L’émergence de puissances, notamment la Chine et l’Inde, change-t-elle la manière d’appréhender le terrorisme international et d’y répondre ?

La Chine a finement utilisé le 11-Septembre et la notion de terrorisme en se rangeant au côté des Etats-Unis. Cela lui permettait, qui plus est, d’amalgamer la question Ouïgour au terrorisme islamique et de se poser en rempart.

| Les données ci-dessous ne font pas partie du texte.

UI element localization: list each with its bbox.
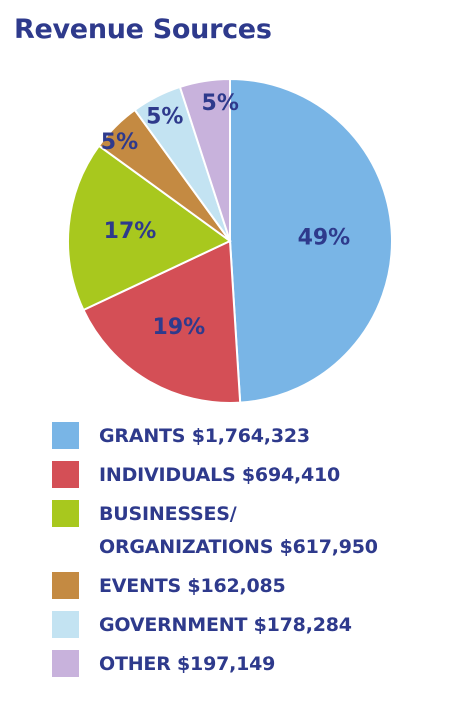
legend-swatch — [52, 422, 79, 449]
legend-item: BUSINESSES/ ORGANIZATIONS $617,950 — [52, 498, 447, 564]
legend-swatch — [52, 572, 79, 599]
legend-item: EVENTS $162,085 — [52, 570, 447, 603]
pie-slice-label: 5% — [146, 104, 183, 129]
legend-label: EVENTS $162,085 — [99, 575, 286, 597]
pie-slice-label: 5% — [101, 130, 138, 155]
legend-swatch — [52, 650, 79, 677]
legend-label: GOVERNMENT $178,284 — [99, 614, 352, 636]
pie-slice-individuals — [82, 239, 242, 404]
legend-label: GRANTS $1,764,323 — [99, 425, 310, 447]
legend-label: OTHER $197,149 — [99, 653, 276, 675]
legend-item: INDIVIDUALS $694,410 — [52, 459, 447, 492]
chart-legend: GRANTS $1,764,323 INDIVIDUALS $694,410 BUS… — [52, 420, 447, 687]
legend-item: GOVERNMENT $178,284 — [52, 609, 447, 642]
legend-label: INDIVIDUALS $694,410 — [99, 464, 341, 486]
pie-slice-other — [178, 77, 231, 242]
chart-title: Revenue Sources — [14, 14, 272, 45]
legend-item: OTHER $197,149 — [52, 648, 447, 681]
legend-swatch — [52, 611, 79, 638]
pie-slice-grants — [229, 77, 393, 404]
legend-swatch — [52, 461, 79, 488]
pie-slice-label: 19% — [153, 315, 206, 340]
pie-chart: 49% 19% 17% 5% 5% 5% — [67, 77, 393, 404]
legend-swatch — [52, 500, 79, 527]
legend-item: GRANTS $1,764,323 — [52, 420, 447, 453]
legend-label: BUSINESSES/ ORGANIZATIONS $617,950 — [99, 503, 378, 558]
pie-slice-label: 17% — [104, 219, 157, 244]
pie-slice-label: 49% — [298, 226, 351, 251]
pie-slice-label: 5% — [202, 91, 239, 116]
pie-slice-businesses — [67, 144, 232, 312]
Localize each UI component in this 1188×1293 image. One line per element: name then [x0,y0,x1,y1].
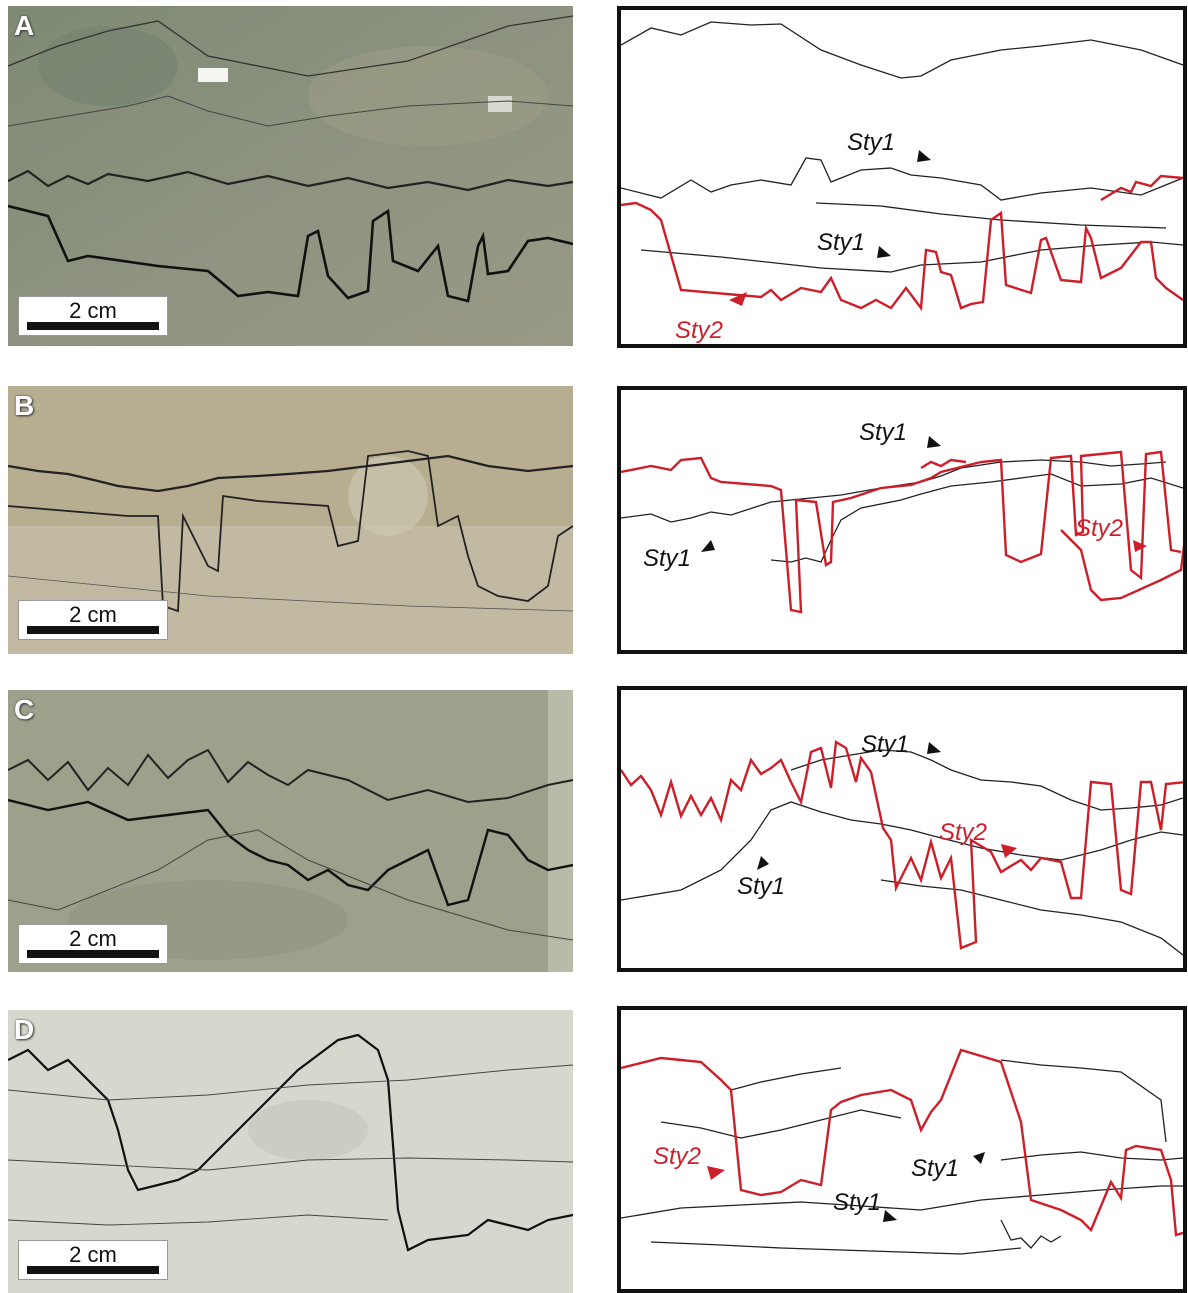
arrow-sty2-a [729,292,747,306]
scale-bar-line-d [27,1266,159,1274]
arrow-sty1-b2 [701,540,715,552]
scale-bar-label-d: 2 cm [69,1242,117,1267]
label-sty1-c1: Sty1 [861,731,909,758]
scale-bar-label-b: 2 cm [69,602,117,627]
scale-bar-line-c [27,950,159,958]
scale-bar-c: 2 cm [18,924,168,964]
label-sty1-d2: Sty1 [833,1189,881,1216]
photo-panel-d: D 2 cm [8,1010,573,1293]
sketch-panel-d: Sty2 Sty1 Sty1 [617,1006,1187,1293]
sketch-b-drawing: Sty1 Sty1 Sty2 [621,419,1183,614]
arrow-sty2-d [707,1166,725,1180]
panel-label-a: A [14,10,35,41]
label-sty1-a1: Sty1 [847,129,895,156]
label-sty2-d: Sty2 [653,1143,701,1170]
photo-d-texture [8,1010,573,1293]
scale-bar-line-a [27,322,159,330]
photo-panel-b: B 2 cm [8,386,573,654]
arrow-sty1-b1 [927,436,941,448]
panel-label-c: C [14,694,35,725]
label-sty1-c2: Sty1 [737,873,785,900]
arrow-sty2-b [1133,540,1147,552]
label-sty1-b1: Sty1 [859,419,907,446]
panel-label-d: D [14,1014,35,1045]
arrow-sty1-c2 [757,856,769,870]
photo-panel-a: A 2 cm [8,6,573,346]
scale-bar-label-a: 2 cm [69,298,117,323]
sketch-a-drawing: Sty1 Sty1 Sty2 [621,21,1183,344]
label-sty1-b2: Sty1 [643,545,691,572]
sketch-d-drawing: Sty2 Sty1 Sty1 [621,1048,1183,1255]
scale-bar-line-b [27,626,159,634]
label-sty2-a: Sty2 [675,317,723,344]
scale-bar-b: 2 cm [18,600,168,640]
sketch-panel-a: Sty1 Sty1 Sty2 [617,6,1187,348]
arrow-sty1-d1 [973,1152,985,1164]
arrow-sty1-a2 [877,246,891,258]
photo-c-texture [8,690,573,972]
sketch-c-drawing: Sty1 Sty1 Sty2 [621,731,1183,956]
scale-bar-d: 2 cm [18,1240,168,1280]
label-sty1-a2: Sty1 [817,229,865,256]
photo-a-texture [8,6,573,346]
scale-bar-label-c: 2 cm [69,926,117,951]
scale-bar-a: 2 cm [18,296,168,336]
panel-label-b: B [14,390,35,421]
arrow-sty2-c [1001,844,1017,858]
arrow-sty1-a1 [917,150,931,162]
arrow-sty1-d2 [883,1210,897,1222]
photo-panel-c: C 2 cm [8,690,573,972]
sketch-panel-b: Sty1 Sty1 Sty2 [617,386,1187,654]
label-sty1-d1: Sty1 [911,1155,959,1182]
sketch-panel-c: Sty1 Sty1 Sty2 [617,686,1187,972]
label-sty2-c: Sty2 [939,819,987,846]
label-sty2-b: Sty2 [1075,515,1123,542]
arrow-sty1-c1 [927,742,941,754]
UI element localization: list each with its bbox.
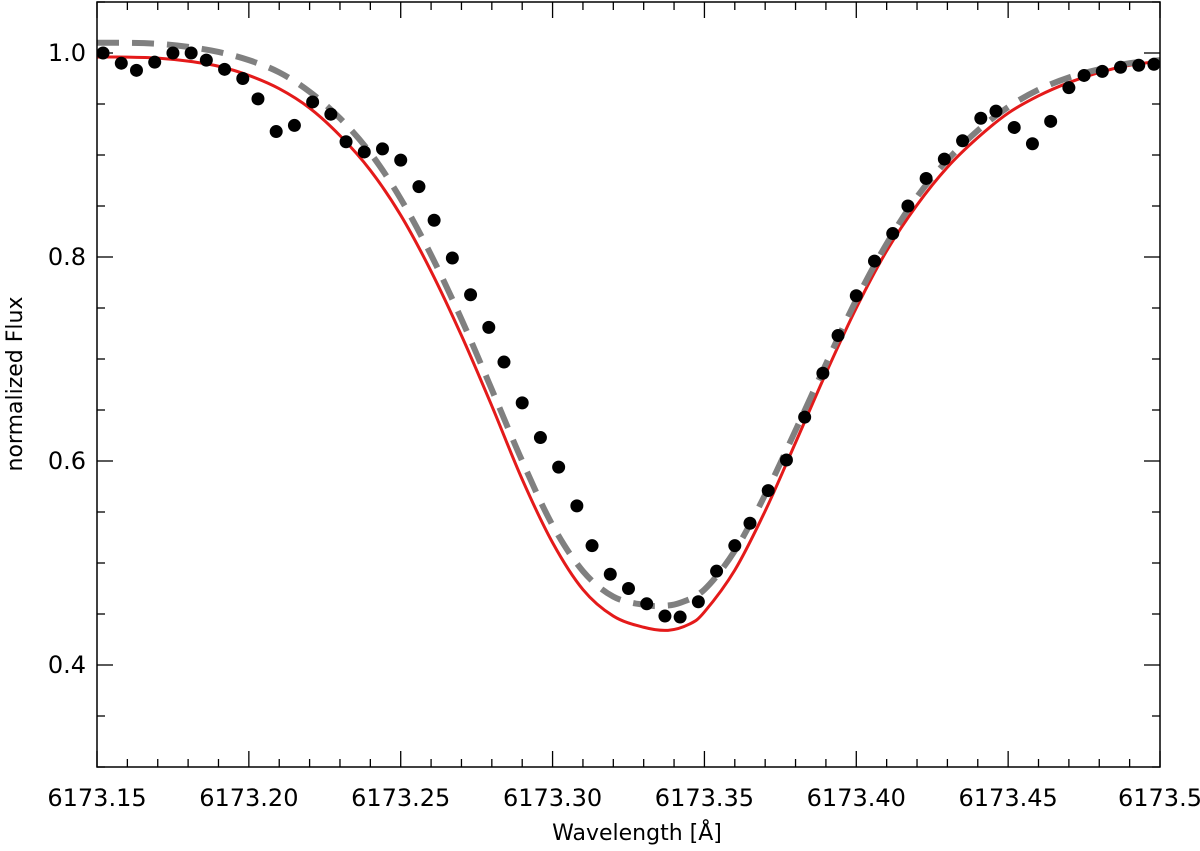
data-point bbox=[640, 597, 654, 611]
data-point bbox=[533, 431, 547, 445]
data-point bbox=[199, 53, 213, 67]
data-point bbox=[673, 610, 687, 624]
y-tick-label: 0.8 bbox=[48, 243, 86, 271]
data-point bbox=[1025, 137, 1039, 151]
data-point bbox=[886, 227, 900, 241]
data-point bbox=[515, 396, 529, 410]
series-layer bbox=[97, 39, 1160, 632]
data-point bbox=[816, 366, 830, 380]
data-point bbox=[1114, 60, 1128, 74]
data-point bbox=[324, 107, 338, 121]
data-point bbox=[622, 582, 635, 595]
x-tick-label: 6173.15 bbox=[47, 784, 146, 812]
data-point bbox=[1077, 68, 1091, 82]
data-point bbox=[427, 213, 441, 227]
data-point bbox=[831, 329, 845, 343]
data-point bbox=[603, 567, 617, 581]
data-point bbox=[570, 499, 584, 513]
data-point bbox=[339, 135, 353, 149]
data-point bbox=[974, 111, 988, 125]
solid-model-line bbox=[97, 55, 1160, 632]
data-point bbox=[184, 46, 198, 60]
data-point bbox=[269, 125, 283, 139]
data-point bbox=[218, 62, 232, 76]
data-point bbox=[497, 355, 511, 369]
data-point bbox=[482, 320, 496, 334]
data-point bbox=[728, 539, 742, 553]
x-tick-label: 6173.35 bbox=[655, 784, 754, 812]
data-point bbox=[445, 251, 459, 265]
x-tick-label: 6173.40 bbox=[807, 784, 906, 812]
data-point bbox=[989, 104, 1003, 118]
x-tick-label: 6173.20 bbox=[199, 784, 298, 812]
data-point bbox=[956, 134, 970, 148]
data-point bbox=[743, 516, 757, 530]
data-point bbox=[129, 63, 143, 77]
data-point bbox=[1095, 64, 1109, 78]
dashed-model-line bbox=[97, 39, 1160, 610]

L’Inde est, pour sa part, confrontée à un terrorisme de diverses natures (hindouiste radical, islamiste, etc.) Chacun de ces pays instrumentalise le terrorisme à sa manière à des fi ns propres.

Du coup, la réponse au terrorisme a parfois été discutable, comme à Guantanamo...

Le travail des démocraties responsables est de traiter la question terroriste à sa juste dimension et de lui apporter une réponse légale appropriée en refusant les modes exorbitants de lutte extrajudiciaires (torture, traitements dégradants, pratiques extralégales). La montée en puissance des pays émergents ne doit pas conduire les pays occidentaux à céder sur leurs valeurs et, dans le cas particulier des Etats-Unis, cela doit conduire pour l’ex-unique hyperpuissance à les retrouver.